New York’s EV Policies

By Savannah N. Criado

Starting in 2025, New York’s heavy-duty trucking industry could be impacted by New York’s adoption of the regulations enacted by the California Air Resources Board (“CARB”). In particular, New York’s legislature has adopted CARB’s Advanced Clean Truck regulations (“ACT”). ACT requires New York heavy-duty truck manufacturers to sell 7% of all heavy-duty trucks as zero-emissions vehicles. From 2025 model-year onward, this percentage will increase, imposing more stringent requirements on manufacturers. Should manufacturers fail to adhere to the percentages imposed—they may find themselves paying a hefty fine. While such regulations plainly target the production capacities of manufacturers, some brands have turned towards imposing restrictions on their dealers and thereby shrinking off their own obligations, while also constraining the inventory of their franchised dealers. 

For example, some heavy-duty trucking manufacturers have implemented policies requiring a 1-to-1 ratio of sales, wherein dealers are required to sell one zero-emission vehicle (“ZEV”) in order to receive a vehicle allocation credit of internal combustion engine (“ICE”) vehicles. Put differently, these policies will not allow a dealer to place an order nor receive a delivery of an ICE vehicle unless/until it can demonstrate the sale of a ZEV to an ultimate purchaser. This policy raises several concerns: potential operational constraints, issues with meeting customer demands, and rising vehicle/infrastructure costs to accommodate the requirements imposed by the ACT. While advancements and investments in EV technology are promising and exciting, these advancements must not operate to the detriment of franchised dealers in violation of presently existing state franchise laws.

New York has similarly adopted regulations regarding passenger vehicles through the Advanced Clean Cars II Rules (“Advanced Clean Cars”). The Advanced Clean Car regulations work towards the goal of, and require, all new passenger cars and trucks sold in New York to be zero-emissions by 2035. Like the ACT, the Advanced Clean Cars regulations require an increasing percentage of new passenger vehicles to be ZEVs—starting with the 2026 model year at 35%. We have yet to see OEM policies affecting the new motor-vehicle industry, however, it is likely that in the months leading to 2026—dealers will begin to see requirements similar to those enforced in the heavy-duty trucking industry. Restrictions on allocation can present obstacles to dealer operations in terms of meeting customer demand and/or meeting the sales performance standards implicated by manufacturers themselves.
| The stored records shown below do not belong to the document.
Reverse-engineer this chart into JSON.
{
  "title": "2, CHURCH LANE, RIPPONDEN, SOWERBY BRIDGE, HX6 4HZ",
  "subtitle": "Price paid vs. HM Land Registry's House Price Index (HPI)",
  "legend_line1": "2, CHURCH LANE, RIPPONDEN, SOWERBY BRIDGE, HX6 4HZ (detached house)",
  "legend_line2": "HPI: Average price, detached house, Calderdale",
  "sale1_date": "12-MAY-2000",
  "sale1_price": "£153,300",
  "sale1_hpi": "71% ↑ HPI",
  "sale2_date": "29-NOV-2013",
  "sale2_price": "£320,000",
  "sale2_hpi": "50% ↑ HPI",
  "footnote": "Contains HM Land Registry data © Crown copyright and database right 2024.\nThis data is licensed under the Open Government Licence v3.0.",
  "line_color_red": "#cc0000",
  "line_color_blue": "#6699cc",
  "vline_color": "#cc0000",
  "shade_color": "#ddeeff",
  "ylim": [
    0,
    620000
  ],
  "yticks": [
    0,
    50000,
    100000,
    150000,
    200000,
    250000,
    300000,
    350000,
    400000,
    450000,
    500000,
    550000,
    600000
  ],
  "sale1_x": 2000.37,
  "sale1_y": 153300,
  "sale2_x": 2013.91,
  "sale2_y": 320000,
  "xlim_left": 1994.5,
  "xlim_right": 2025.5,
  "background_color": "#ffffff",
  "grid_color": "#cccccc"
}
Should a dealer receive policies and/or guidelines from the OEM restricting allocation on the basis of the Advanced Clean Cars regulations—they should forward the same to their experienced dealership legal counsel. 

BSM continues to monitor the impacts of the ACT and the Advanced Clean Cars regulations, as well as any updates to manufacturer policy as a result of the same. Should a manufacturer update such policies and/or begin to restrict allocation numbers to the detriment of its franchised dealers—such actions may violate the franchise laws put into place to protect against such actions. Therefore, once dealers begin experiencing negative impacts based on the ACT and the Advanced Clean Cars regulations—they should contact dealership counsel and ensure that their rights are protected to the fullest extent permitted by their state’s franchise laws, as well as working towards a solution that works to benefit their operations.